Ümit Dönmez
23 Novembre 2022•Mise à jour: 23 Novembre 2022
AA / Paris / Ümit Dönmez
Mamoudzou, la plus grande ville de Mayotte, territoire français d'outre-mer, est secouée par de violents conflits inter-quartiers depuis une douzaine de jours, qui ont déjà fait un mort le 12 novembre ainsi que plusieurs blessés.
Selon la police, le quartier de Kawéni, d'où était originaire la victime, s'est embrasé la semaine dernière suite à l'attaque d'un autobus scolaire par des groupes de jeunes armés, qui ont blessé plusieurs enfants, dont un mineur de 12 ans qui a reçu un coup de machette.
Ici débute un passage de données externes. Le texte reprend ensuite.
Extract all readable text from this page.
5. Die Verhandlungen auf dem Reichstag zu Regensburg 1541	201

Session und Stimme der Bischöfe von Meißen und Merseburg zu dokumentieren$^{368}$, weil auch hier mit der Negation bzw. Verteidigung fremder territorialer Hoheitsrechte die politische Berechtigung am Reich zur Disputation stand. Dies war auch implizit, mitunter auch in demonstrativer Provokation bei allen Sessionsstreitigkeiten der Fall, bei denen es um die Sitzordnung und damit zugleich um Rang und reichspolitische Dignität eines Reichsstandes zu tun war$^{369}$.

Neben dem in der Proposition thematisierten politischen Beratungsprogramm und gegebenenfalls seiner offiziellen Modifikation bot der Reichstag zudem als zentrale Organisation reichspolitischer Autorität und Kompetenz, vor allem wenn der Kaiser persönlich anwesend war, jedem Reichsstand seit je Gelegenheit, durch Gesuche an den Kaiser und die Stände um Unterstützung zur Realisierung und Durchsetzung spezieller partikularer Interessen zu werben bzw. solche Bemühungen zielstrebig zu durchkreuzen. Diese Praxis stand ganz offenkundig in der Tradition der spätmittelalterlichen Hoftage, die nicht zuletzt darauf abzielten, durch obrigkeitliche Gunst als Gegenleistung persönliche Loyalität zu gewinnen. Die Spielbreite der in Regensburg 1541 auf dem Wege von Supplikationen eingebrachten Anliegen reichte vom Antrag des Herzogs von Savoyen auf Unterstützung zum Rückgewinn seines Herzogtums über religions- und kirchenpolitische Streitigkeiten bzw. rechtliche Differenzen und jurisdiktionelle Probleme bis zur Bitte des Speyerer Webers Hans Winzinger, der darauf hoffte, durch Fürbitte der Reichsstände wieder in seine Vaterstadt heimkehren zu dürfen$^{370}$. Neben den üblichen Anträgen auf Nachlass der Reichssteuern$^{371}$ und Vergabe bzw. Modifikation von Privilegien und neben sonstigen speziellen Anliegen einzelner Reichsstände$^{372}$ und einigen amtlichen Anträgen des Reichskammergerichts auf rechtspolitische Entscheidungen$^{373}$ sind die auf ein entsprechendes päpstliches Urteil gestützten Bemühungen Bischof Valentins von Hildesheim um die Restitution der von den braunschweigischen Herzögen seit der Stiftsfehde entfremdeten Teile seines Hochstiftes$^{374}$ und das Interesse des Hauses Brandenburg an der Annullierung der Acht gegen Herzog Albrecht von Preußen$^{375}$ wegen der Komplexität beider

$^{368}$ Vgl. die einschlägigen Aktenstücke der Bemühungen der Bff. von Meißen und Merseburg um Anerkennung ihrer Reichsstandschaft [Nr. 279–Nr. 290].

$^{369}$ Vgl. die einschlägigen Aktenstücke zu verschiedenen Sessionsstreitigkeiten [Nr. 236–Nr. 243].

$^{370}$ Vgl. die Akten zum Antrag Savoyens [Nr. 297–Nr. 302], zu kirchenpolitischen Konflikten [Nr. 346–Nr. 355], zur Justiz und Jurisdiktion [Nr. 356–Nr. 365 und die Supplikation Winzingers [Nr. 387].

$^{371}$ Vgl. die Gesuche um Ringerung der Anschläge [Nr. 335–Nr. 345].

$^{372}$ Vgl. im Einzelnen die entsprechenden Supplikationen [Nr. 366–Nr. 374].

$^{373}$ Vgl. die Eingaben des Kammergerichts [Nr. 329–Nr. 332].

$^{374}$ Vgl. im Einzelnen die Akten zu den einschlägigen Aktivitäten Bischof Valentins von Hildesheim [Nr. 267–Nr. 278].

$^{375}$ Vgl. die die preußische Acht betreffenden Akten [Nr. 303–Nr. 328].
Au cours de diverses attaques à la machette, plusieurs autres personnes ont été victimes d'amputations, selon la presse locale.
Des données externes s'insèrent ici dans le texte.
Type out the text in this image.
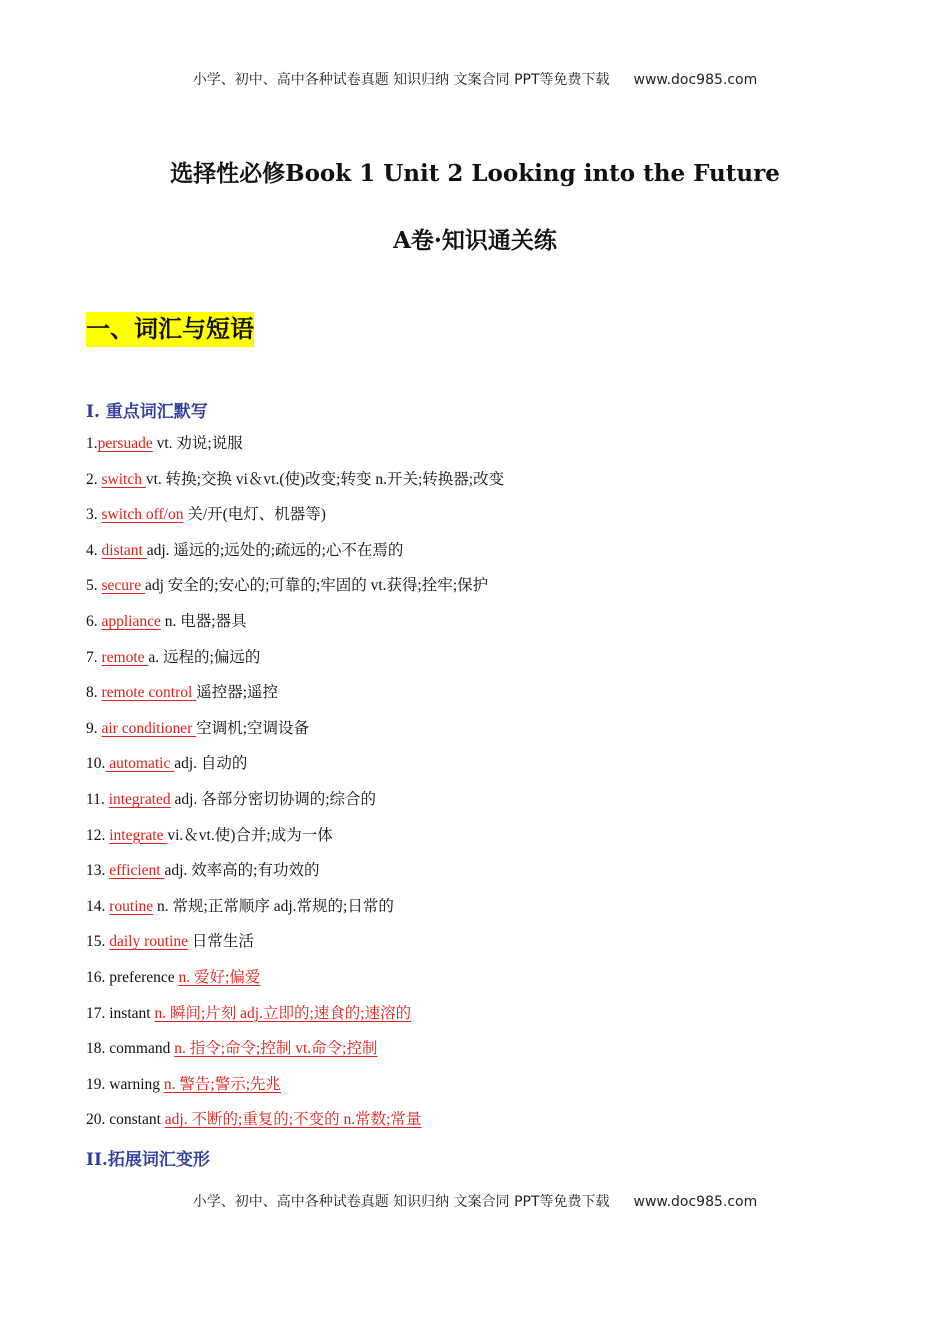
小学、初中、高中各种试卷真题 知识归纳 文案合同 PPT等免费下载 www.doc985.com
选择性必修Book 1 Unit 2 Looking into the Future
A卷·知识通关练
一、词汇与短语
I. 重点词汇默写
1.persuade vt. 劝说;说服
2. switch vt. 转换;交换 vi＆vt.(使)改变;转变 n.开关;转换器;改变
3. switch off/on 关/开(电灯、机器等)
4. distant adj. 遥远的;远处的;疏远的;心不在焉的
5. secure adj 安全的;安心的;可靠的;牢固的 vt.获得;拴牢;保护
6. appliance n. 电器;器具
7. remote a. 远程的;偏远的
8. remote control 遥控器;遥控
9. air conditioner 空调机;空调设备
10. automatic adj. 自动的
11. integrated adj. 各部分密切协调的;综合的
12. integrate vi.＆vt.使)合并;成为一体
13. efficient adj. 效率高的;有功效的
14. routine n. 常规;正常顺序 adj.常规的;日常的
15. daily routine 日常生活
16. preference n. 爱好;偏爱
17. instant n. 瞬间;片刻 adj.立即的;速食的;速溶的
18. command n. 指令;命令;控制 vt.命令;控制
19. warning n. 警告;警示;先兆
20. constant adj. 不断的;重复的;不变的 n.常数;常量
II.拓展词汇变形
小学、初中、高中各种试卷真题 知识归纳 文案合同 PPT等免费下载 www.doc985.com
Sur fond de vendetta et de conflits violents entre des gangs issus de l'immigration comorienne, samedi dernier, quelque 200 jeunes du quartier de Kawéni se sont réunis pour en découdre avec les jeunes du quartier de Doujani, plus au sud de la principale ville du département et région d'outre-mer (Drom) français.
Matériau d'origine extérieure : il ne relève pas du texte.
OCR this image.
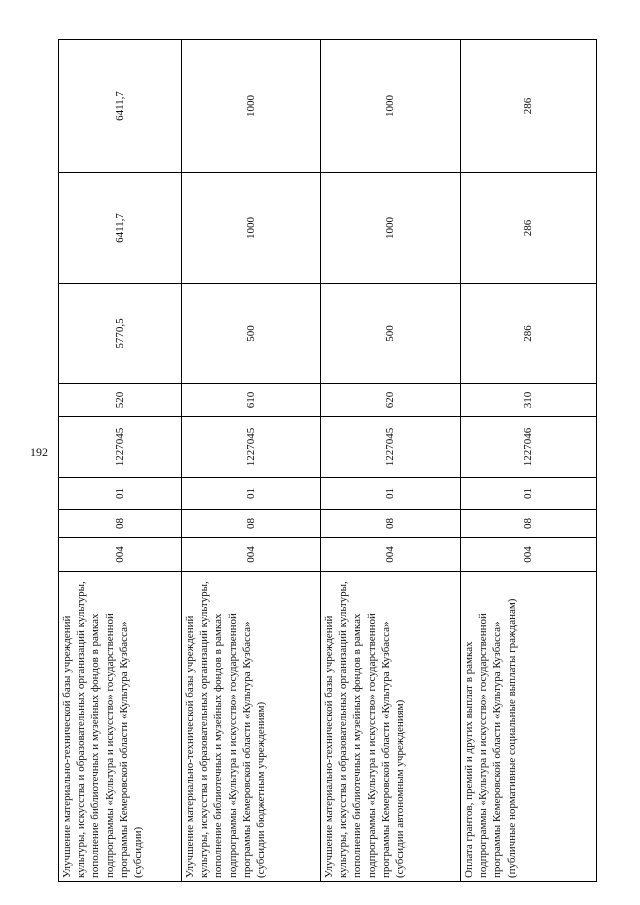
192
Улучшение материально-технической базы учреждений культуры, искусства и образовательных организаций культуры, пополнение библиотечных и музейных фондов в рамках подпрограммы «Культура и искусство» государственной программы Кемеровской области «Культура Кузбасса» (субсидии)	004	08	01	1227045	520	5770,5	6411,7	6411,7
Улучшение материально-технической базы учреждений культуры, искусства и образовательных организаций культуры, пополнение библиотечных и музейных фондов в рамках подпрограммы «Культура и искусство» государственной программы Кемеровской области «Культура Кузбасса» (субсидии бюджетным учреждениям)	004	08	01	1227045	610	500	1000	1000
Улучшение материально-технической базы учреждений культуры, искусства и образовательных организаций культуры, пополнение библиотечных и музейных фондов в рамках подпрограммы «Культура и искусство» государственной программы Кемеровской области «Культура Кузбасса» (субсидии автономным учреждениям)	004	08	01	1227045	620	500	1000	1000
Оплата грантов, премий и других выплат в рамках подпрограммы «Культура и искусство» государственной программы Кемеровской области «Культура Кузбасса» (публичные нормативные социальные выплаты гражданам)	004	08	01	1227046	310	286	286	286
La presse locale rapporte que dimanche, un automobiliste a été poignardé à Mtsapéré Bonovo, un autre quartier de Mamoudzou alors que des dizaines de voitures et carcasses ont été incendiées.
Face à l'incapacité des forces de l'ordre de rétablir l'ordre dans le chef-lieu de facto du département et région d'outre-mer (Drom), des groupes d'habitants de plusieurs quartiers de Mamoudzou se sont organisés en milices d'auto-défense.
- Risque de "guerre civile"
À Paris ce mardi, à l'Assemblée nationale, la députée de Mayotte du Groupe Libertés et Territoires (Liot), Estelle Youssouffa, a lancé un "cri de détresse" face au "cycle de vendetta", de "barbarie et de terreur" qui ensanglante l'île dans "l'indifférence générale" de la métropole.
"On parle de hordes de centaines de jeunes, la plupart d'entre eux, des Comoriens en situation irrégulière qui ont entre douze et treize ans, sont armés de machettes et qui sèment la mort", a-t-elle déclaré.
Et la députée d'interroger le gouvernement : "On se demande quand est-ce que trop c'est trop ? Que vaut la vie de nos enfants qui vont à l'école la peur au ventre depuis des mois ?"
Estelle Youssouffa a, par ailleurs, souligné le risque que le département bascule "dans la guerre civile".
Face à la situation devenue incontrôlable, le ministère de l'Intérieur avait annoncé, lundi, l'envoi d'une dizaine de policiers du Raid, unité d'intervention d'élite de la police, arrivés mardi à Mayotte pour renforcer les forces de l'ordre.
Interpellé mardi à l'Assemblée nationale par la députée Estelle Youssouffa, Gérald Darmanin, ministre de l'Intérieur et des Outre-mer, a déclaré que "les Mahorais qui ont choisi de rester dans la République [...] ont besoin de la protection de l'État", évoquant "plusieurs pistes d'évolution" envisagées par le gouvernement, notamment "le renforcement très important des moyens de la justice" pour répondre "au rendez-vous des interpellations qui sont nombreuses".
Sur le long terme, Gérald Darmanin a ajouté qu'il était en collaboration avec le ministre des Armées, afin de "renforcer les moyens militaires" pour Mayotte et la Guyane, dans le cadre du projet de loi de programmation militaire.